The main reason your function is slow is that it traverses the list at least twice, maybe three times. The function can be rewritten to to traverse the list only once using a fold. This will transform the list into a tuple (Bool,[(Int,Int,Int)]) where the Bool indicates if there was a matching element in the list and the list is the transformed list
insertEdge (x,y,z) cs = case foldr f (False,[]) cs of
(False,cs') -> (x,y,z):cs'
(True,cs') -> cs'
where f (a,b,c) (e,cs') = if (a,b) == (x,y) then (True,(a,b,c+z):cs') else (e,(a,b,c):cs')
If you haven't seen foldr before, it has type
foldr :: (a -> b -> b) -> b -> [a] -> b
foldr embodies a pattern of recursive list processing of defining a base case and combining the current list element with the result from the rest of the list. Writing foldr f b xs is the same as writing a function g with definition
g [] = b
g (x:xs) = f x (g xs)
Sticking with your data structure, you might
type Edge = (Int,Int,Int)
insertEdge :: Edge -> [Edge] -> [Edge]
insertEdge t#(x,y,z) es =
case break (abx t) es of
(_, []) -> t : es
(l, ((_,_,zold):r)) -> l ++ (x,y,z+zold) : r
where abx (a1,b1,_) (a2,b2,_) = a1 == a2 && b1 == b2
No matter what language you're using, searching lists is always a red flag. When searching you want sublinear complexity (think: hashes, binary search trees, and so on). In Haskell, an implementation using Data.Map is
import Data.Map
type Edge = (Int,Int,Int)
type EdgeMap = Map (Int,Int) Int
insertEdge :: Edge -> EdgeMap -> EdgeMap
insertEdge (x,y,z) es = alter accumz (x,y) es
where accumz Nothing = Just z
accumz (Just zold) = Just (z + zold)
You may not be familiar with alter:
alter :: Ord k => (Maybe a -> Maybe a) -> k -> Map k a -> Map k a
O(log n). The expression (alter f k map) alters the value x at k, or absence thereof. alter can be used to insert, delete, or update a value in a Map. In short: lookup k (alter f k m) = f (lookup k m).
let f _ = Nothing
alter f 7 (fromList [(5,"a"), (3,"b")]) == fromList [(3, "b"), (5, "a")]

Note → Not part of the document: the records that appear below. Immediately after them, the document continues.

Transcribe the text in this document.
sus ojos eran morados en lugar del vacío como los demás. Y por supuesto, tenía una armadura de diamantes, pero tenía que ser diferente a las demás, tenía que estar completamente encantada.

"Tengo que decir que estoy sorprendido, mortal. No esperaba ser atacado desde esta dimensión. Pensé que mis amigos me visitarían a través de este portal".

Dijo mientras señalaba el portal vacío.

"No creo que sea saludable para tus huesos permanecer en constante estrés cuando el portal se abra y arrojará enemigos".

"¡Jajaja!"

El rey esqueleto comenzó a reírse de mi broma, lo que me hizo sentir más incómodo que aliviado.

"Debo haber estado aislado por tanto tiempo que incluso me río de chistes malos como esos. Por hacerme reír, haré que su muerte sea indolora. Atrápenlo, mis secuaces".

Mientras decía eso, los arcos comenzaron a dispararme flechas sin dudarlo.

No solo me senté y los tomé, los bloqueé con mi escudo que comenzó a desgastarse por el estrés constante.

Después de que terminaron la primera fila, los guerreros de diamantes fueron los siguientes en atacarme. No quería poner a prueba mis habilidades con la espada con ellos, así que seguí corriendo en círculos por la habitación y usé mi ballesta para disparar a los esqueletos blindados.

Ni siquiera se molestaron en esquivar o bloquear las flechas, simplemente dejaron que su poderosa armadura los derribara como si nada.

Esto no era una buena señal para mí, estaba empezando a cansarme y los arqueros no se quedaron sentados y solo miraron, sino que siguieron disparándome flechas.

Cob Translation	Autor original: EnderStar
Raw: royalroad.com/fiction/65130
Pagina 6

alter f 5 (fromList [(5,"a"), (3,"b")]) == singleton 3 "b"
let f _ = Just "c"
alter f 7 (fromList [(5,"a"), (3,"b")]) == fromList [(3, "b"), (5, "a"), (7, "c")]
alter f 5 (fromList [(5,"a"), (3,"b")]) == fromList [(3, "b"), (5, "c")]
But as ADEpt shows in another answer, this is a bit of overengineering.
In
insertEdgeM :: (Int, Int, Int) -> M.Map (Int, Int) Int -> M.Map (Int, Int) Int
insertEdgeM (a, b, c) = M.insertWith (+) (a, b) c
you want to use the strict version of insertWith, namely insertWith'.
Very small optimisation: Use an as-pattern, this avoids multiple reconstructions of the same tuple. Like this:
insertEdge xyz#(x,y,z) cs =
if (length [abc | abc#(a,b,c) <- cs, a /= x || b /= y]) == (length cs)
then (xyz:cs))
else [if (a == x && b == y) then (a,b,c+1) else abc' | abc'#(a,b,c) <- cs]
You should apply the other optimization hionts first, but this may save a very small amount of time, since the tuple doesn't have to be reconstructed again and again. At least in the last at-pattern (The first two patterns are not important, since the tuple never gets evaluated in the first case and the as-pattern is only applied once in the second case).